I'm in the process of cleaning down my Superfish Home 25 aquarium and have some dragon stone soaking downstairs. I also have some JBL Volcano Rock and ADA Aquasoil Amazonia powder type on it's way to use as the substrate, with a co2 kit and Aquael PAT Mini filter. 

The plan is for this to be a shrimp only tank and I'm thinking of doing it in Iwagumi style with a carpet of Monte Carlo.

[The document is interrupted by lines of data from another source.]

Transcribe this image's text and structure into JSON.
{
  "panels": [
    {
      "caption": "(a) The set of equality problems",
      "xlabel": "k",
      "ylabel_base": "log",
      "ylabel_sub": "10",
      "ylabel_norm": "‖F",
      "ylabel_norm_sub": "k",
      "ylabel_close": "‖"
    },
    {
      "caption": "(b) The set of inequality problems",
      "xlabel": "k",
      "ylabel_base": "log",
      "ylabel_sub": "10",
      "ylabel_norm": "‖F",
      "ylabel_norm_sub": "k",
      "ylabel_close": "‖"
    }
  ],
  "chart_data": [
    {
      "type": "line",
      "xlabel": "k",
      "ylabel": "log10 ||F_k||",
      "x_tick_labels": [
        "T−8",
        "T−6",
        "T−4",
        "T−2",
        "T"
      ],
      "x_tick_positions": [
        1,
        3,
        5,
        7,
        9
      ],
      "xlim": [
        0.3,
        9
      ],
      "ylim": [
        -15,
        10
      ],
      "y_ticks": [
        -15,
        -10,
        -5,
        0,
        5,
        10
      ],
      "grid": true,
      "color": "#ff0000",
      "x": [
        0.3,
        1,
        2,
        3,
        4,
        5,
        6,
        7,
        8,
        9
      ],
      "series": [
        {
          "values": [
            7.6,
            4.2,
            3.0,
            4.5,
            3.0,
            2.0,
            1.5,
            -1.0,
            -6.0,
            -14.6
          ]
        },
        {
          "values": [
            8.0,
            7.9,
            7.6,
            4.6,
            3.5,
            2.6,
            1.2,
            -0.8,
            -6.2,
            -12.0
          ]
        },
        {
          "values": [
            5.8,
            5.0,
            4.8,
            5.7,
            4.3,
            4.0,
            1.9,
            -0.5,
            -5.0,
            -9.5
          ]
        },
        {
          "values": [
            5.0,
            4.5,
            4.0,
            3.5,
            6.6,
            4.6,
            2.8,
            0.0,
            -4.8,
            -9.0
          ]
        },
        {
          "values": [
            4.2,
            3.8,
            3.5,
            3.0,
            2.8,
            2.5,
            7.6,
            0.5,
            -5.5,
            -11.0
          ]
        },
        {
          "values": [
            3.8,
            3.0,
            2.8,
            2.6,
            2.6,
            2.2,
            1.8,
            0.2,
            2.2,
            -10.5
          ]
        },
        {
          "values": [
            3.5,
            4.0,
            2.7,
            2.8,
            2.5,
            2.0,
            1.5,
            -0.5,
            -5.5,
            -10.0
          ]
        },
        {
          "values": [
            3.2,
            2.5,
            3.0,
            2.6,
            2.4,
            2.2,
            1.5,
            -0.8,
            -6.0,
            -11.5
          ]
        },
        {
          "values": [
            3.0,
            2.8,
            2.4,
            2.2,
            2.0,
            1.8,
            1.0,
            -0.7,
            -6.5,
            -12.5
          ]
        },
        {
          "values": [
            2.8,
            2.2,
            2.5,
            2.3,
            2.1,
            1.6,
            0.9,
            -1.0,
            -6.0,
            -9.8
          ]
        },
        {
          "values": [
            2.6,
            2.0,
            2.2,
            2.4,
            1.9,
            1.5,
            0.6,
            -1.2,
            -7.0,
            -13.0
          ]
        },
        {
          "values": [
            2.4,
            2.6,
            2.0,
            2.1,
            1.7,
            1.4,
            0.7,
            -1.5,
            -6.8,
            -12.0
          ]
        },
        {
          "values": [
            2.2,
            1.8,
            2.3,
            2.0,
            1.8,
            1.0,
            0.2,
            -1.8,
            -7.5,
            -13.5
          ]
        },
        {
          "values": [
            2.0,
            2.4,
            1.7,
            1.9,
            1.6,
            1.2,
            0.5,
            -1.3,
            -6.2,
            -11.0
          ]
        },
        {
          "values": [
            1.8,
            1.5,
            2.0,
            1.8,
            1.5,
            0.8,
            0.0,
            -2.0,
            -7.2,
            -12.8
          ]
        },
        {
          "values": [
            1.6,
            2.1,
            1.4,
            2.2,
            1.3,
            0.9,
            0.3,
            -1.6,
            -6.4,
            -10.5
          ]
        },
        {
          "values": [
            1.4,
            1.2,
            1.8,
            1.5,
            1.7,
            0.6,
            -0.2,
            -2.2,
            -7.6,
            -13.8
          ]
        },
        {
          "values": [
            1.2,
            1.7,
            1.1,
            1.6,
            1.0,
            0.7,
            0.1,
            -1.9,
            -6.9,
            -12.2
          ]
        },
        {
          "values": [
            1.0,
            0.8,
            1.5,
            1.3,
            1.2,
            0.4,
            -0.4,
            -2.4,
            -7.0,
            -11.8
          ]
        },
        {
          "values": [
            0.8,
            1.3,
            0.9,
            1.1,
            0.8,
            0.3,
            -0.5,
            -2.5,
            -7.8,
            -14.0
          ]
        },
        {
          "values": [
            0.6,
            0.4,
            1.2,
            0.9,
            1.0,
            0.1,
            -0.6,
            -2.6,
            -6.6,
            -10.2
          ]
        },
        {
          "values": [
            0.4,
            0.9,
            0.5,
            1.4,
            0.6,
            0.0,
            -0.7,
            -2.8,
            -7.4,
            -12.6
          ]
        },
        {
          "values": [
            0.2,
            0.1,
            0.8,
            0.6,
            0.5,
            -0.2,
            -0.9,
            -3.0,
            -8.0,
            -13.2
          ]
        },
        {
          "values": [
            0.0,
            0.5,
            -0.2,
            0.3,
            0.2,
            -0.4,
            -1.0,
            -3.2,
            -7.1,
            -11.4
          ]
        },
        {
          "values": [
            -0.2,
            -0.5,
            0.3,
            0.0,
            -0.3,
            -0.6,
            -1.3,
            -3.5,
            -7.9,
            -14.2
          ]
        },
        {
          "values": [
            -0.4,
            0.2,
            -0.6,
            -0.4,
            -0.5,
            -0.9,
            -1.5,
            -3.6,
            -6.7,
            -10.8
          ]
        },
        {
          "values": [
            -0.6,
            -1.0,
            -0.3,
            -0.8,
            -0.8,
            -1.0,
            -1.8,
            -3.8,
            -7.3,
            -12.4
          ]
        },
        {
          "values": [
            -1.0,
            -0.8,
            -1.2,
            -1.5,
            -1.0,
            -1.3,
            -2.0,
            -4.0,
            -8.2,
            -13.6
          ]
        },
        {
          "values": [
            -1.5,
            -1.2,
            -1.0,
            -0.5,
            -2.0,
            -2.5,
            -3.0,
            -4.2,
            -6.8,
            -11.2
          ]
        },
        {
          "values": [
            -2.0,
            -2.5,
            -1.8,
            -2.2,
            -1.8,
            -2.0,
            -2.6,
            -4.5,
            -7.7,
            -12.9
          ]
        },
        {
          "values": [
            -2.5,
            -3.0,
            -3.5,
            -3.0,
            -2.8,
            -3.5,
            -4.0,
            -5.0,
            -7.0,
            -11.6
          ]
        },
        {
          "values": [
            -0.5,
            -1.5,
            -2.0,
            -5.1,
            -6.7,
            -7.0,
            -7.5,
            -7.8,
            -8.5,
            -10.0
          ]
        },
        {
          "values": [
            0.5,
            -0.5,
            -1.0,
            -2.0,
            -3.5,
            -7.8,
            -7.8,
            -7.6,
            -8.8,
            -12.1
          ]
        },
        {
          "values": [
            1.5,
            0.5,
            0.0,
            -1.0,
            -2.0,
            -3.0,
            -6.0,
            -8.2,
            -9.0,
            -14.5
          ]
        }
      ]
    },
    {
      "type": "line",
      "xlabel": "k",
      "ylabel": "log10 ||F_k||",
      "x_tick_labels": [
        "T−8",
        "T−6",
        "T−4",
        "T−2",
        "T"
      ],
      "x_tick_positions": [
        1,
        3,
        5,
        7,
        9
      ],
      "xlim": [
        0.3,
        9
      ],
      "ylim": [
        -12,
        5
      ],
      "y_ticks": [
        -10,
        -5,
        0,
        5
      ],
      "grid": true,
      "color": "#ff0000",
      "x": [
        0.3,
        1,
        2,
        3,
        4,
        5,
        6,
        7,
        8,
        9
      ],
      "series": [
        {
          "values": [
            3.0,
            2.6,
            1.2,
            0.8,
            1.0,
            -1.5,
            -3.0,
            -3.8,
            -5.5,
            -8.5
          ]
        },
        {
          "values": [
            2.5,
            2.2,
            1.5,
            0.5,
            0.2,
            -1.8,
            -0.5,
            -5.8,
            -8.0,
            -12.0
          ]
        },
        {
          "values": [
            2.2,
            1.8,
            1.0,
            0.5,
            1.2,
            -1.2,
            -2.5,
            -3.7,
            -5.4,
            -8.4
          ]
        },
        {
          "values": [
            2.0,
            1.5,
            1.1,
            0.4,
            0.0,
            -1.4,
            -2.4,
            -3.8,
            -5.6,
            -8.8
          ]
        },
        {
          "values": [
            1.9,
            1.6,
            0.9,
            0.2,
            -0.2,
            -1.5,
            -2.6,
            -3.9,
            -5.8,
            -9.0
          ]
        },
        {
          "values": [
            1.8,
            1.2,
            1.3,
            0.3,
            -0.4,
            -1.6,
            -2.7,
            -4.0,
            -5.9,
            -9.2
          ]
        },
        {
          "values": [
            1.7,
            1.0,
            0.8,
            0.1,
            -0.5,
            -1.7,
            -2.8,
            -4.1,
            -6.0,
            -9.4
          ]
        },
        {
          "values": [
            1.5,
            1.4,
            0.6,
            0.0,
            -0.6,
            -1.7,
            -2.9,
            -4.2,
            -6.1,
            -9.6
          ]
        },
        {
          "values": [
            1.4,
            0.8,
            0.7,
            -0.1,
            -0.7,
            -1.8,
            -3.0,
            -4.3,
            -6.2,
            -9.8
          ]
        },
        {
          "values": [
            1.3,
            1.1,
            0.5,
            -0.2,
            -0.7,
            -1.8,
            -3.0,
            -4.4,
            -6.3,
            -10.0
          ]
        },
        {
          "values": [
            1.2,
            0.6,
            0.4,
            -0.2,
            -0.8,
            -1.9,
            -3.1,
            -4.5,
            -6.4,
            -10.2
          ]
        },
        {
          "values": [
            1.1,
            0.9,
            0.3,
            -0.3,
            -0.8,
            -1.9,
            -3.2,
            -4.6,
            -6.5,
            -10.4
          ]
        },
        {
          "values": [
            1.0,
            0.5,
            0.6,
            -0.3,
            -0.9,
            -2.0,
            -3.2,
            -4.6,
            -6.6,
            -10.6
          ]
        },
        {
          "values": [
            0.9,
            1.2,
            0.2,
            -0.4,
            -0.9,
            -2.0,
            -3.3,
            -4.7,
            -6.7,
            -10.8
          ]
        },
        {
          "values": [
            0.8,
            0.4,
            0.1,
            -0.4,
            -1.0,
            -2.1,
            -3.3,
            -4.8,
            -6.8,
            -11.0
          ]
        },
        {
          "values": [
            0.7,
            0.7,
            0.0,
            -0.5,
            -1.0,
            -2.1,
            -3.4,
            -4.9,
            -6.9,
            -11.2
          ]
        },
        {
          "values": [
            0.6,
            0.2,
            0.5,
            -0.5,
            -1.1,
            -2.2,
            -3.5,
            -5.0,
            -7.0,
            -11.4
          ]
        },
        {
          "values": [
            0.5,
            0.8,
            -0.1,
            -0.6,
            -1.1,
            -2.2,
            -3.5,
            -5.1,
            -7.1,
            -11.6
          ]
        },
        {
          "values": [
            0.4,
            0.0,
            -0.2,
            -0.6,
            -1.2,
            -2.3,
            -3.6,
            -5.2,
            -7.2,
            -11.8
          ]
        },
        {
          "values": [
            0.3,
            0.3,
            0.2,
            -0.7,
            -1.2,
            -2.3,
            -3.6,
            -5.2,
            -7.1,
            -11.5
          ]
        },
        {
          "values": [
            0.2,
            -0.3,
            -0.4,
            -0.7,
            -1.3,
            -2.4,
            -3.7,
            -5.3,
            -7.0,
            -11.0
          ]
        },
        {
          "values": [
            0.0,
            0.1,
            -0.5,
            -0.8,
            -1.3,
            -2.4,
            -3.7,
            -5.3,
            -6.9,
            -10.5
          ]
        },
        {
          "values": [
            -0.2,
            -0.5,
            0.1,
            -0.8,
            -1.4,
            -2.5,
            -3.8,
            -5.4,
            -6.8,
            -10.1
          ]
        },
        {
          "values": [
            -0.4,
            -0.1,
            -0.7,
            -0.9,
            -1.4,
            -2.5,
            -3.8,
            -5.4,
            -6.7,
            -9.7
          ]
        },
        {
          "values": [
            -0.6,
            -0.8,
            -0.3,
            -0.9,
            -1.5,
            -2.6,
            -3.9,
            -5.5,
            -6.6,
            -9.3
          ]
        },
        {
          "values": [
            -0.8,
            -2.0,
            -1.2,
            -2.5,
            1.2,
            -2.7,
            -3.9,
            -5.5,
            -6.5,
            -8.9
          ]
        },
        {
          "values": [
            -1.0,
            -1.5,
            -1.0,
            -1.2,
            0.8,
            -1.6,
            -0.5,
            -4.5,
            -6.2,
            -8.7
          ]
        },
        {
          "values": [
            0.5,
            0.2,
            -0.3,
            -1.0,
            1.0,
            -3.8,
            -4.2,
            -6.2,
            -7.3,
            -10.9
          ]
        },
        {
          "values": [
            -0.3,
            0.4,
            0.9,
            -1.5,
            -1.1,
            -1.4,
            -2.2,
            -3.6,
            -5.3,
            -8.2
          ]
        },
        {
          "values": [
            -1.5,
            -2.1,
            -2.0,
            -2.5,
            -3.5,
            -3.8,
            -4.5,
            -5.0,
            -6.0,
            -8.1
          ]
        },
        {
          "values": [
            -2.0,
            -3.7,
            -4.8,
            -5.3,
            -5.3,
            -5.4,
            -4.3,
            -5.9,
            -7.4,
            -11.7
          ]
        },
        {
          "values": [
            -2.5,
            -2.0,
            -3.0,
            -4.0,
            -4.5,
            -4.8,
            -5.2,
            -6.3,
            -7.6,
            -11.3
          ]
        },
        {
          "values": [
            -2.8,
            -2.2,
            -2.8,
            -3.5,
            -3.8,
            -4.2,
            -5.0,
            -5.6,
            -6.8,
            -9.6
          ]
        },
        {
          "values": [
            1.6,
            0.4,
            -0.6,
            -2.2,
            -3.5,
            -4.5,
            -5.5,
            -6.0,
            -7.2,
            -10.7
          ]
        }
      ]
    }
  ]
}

I'm looking for advice on this and wondered if anyone else has experience with this tank. The built in LED light is only 5W and I'm unsure if this will provide enough light for Monte Carlo.

Many thanks,

Chris


----------



## J@mes (9 Jun 2018)

Hi, I’m a beginner but from what I’ve read the MC will need more light if you want it to carpet quickly. Had a look at the PFK review on your tank & they seemed to think it’d be alright with some species. 
https://www.practicalfishkeeping.co.uk/gear/reviews/articles/review-superfish-home-25-aquarium


----------



## Iwagumi_Scaper (9 Jun 2018)

I wonder if it's possible to remove the build in LED lid and somehow fit another fixture. What's the best way to figure out wattage? I have an 11W LED on my 60L downstairs which is MUCH taller and I was having algae problems in that tank due to too much light, so I'd guess this home25 is somewhere between 5 and 11w ideally.


----------



## JenCliBee (12 Jun 2018)

MC does pretty well under lower light conditions..... it’s a try and see scenario I guess but I’ve grown it under cheap lower light leds a couple times ..... just grows a little slower but once filled in it seems to thicken quite quick.


----------



## alto (12 Jun 2018)

If you want to try with current LED, I'd grow MC carpet in dry start, then flood tank
Put on CO2 for the transition even if you want to remove this for long term 
(on that size tank, Tropica Grow 60 will be fine - cheap temporary option)
You might also add liquid carbon though some shrimp keepers prefer not to use LC

While tank is in dry start, you can easily cycle the filter in a bin (if you do not have access to cycled filter media) & then add algae crew 1-2 days after flooding tank (they'll remove any melting leaves before you can)


----------